Ich danke Dir. Ach, wenn meine Frau das mal lesen würde! Aber dann wäre ihr auch nicht wohler. Das einzige, was meinen Arsch noch retten kann ist ein steigender Steem.

Das Gefühl kenne ich 😜

WIR SIND NICHT ALLEINE.

DAS ist doch mal ein sauber komponierter Text, @afrog, zwingt den Leser soagr zum konzentriert lesen. Ich freue mich auf die nächsten Teile.

@dirkzett, zahnloses und wunderbar kompliziertes Wesen, ich danke Dir für deine Konzentration. Hoppla, Elke hat angerufen. Ist schon fertig mit Schicht und ich muss sie abholen. Bis später.

Ey @dirkzett, ich hoffe Du bist nicht beleidigt. Ich habe das gelesen, was ich geschrieben habe und fühle mich jetzt gar nicht mehr so wohl wie in dem Moment, in dem ich es schrieb. Erst habe ich mich über Dich gefreut, dann hat Schwester Elke angerufen und ich konnte dich nicht weiter bauchpinseln. So alleine steht das „zahnlos, kompliziert “ arg provokant da, wie es überhaupt nicht Null Komma Nichts gemeint war.

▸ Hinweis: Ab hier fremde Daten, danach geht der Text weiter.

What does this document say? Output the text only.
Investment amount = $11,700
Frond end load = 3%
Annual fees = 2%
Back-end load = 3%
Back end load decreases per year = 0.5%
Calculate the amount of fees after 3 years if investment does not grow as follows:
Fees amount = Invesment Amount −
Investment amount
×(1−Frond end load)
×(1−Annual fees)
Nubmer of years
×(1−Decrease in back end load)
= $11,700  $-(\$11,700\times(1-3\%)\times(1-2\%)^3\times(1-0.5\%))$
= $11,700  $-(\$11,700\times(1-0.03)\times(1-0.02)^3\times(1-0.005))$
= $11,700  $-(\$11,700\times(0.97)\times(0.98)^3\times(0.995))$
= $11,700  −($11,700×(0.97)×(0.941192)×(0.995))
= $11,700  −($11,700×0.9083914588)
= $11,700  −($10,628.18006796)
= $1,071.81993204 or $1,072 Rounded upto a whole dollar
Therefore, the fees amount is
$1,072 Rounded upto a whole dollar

Es ist nur ein Echo Deiner letzten Story. Wie Du siehst: Die hat gesessen!

Warum sollte ich beleidigt sein? Ich bin doch glücklich darüber, (fast) zahnlos zu sein und in Kürze perfekt aussehende und nutzbare Kauwerkzeuge zu besitzen.
Und das Andere; auch das ist eher ein Geschenk. Außerdem fühle ich mich zu alt, mich zu verstellen oder mich auch nur dem Zeitgeist anzudienen. Und es amüsiert mich, mir die Gedanken meiner Leser vorstellen, wenn sie meinen Gedankensprüngen und links folgen :-) Nicht alles ist Wahrheit, nicht alles ist Dichtung.

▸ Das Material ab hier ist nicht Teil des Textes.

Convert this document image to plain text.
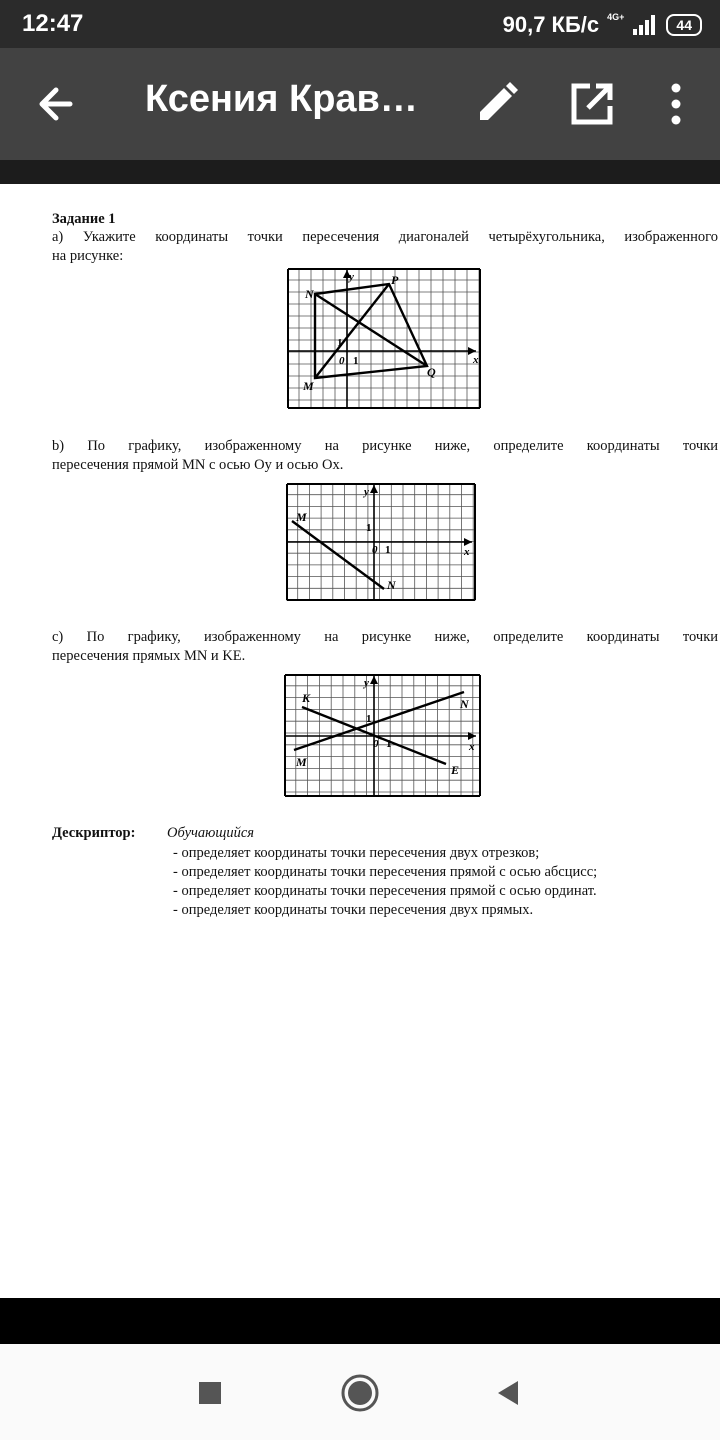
12:47	90,7 КБ/с 4G+	44
Ксения Крав…
Задание 1
а) Укажите координаты точки пересечения диагоналей четырёхугольника, изображенного
на рисунке:
N
P
Q
M
y
x
1
0 1
b) По графику, изображенному на рисунке ниже, определите координаты точки
пересечения прямой MN с осью Oy и осью Ox.
M
N
y
x
1
0 1
c) По графику, изображенному на рисунке ниже, определите координаты точки
пересечения прямых MN и KE.
K	N
M
E
y
x
1
0 1
Дескриптор: Обучающийся
- определяет координаты точки пересечения двух отрезков;
- определяет координаты точки пересечения прямой с осью абсцисс;
- определяет координаты точки пересечения прямой с осью ординат.
- определяет координаты точки пересечения двух прямых.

Da fällt mir ein Stein vom Herzen. Chatten, replyen, Commenten, das alles nimmt mich emotional immer schwer mit. Es wurde schon so Vieles falsch verstanden.

Ja und je doller man es als Autor treibt, desto doller werden die Gedanken beim Leser. Das ist einer der großen Späße beim Schreiben und niemand kann dich einbremsen. Du kannst vom Leder ziehen, wie ein Berserker. Alles ist erlaubt und kein Gedanke muss verworfen werden, weil es ja die Figur im Stück ist, die denkt, spricht und handelt. Wo ist der Übergang zwischen utor und Kunstfigur? Wenn der Autor keine Anhaltspunkte preis gibt, bleibt das im Nebel. Ich empfinde das auch als sehr befreiend und gerade das macht ja auch die Spannung beim Lesen aus. Es hängt nicht alles am Verlauf der Story. Viel Genuss beim Lesen entsteht zu großem Teil zwischen den Zeilen, in zwei Köpfen: Dem des Lesers und dem des Autoren.

Das ist auch ein Spagat, denn der Text soll sowohl den Leser unterhalten, der nichts vom Autor weiß, als auch diejenigen, die den Autor sehr gut kennen.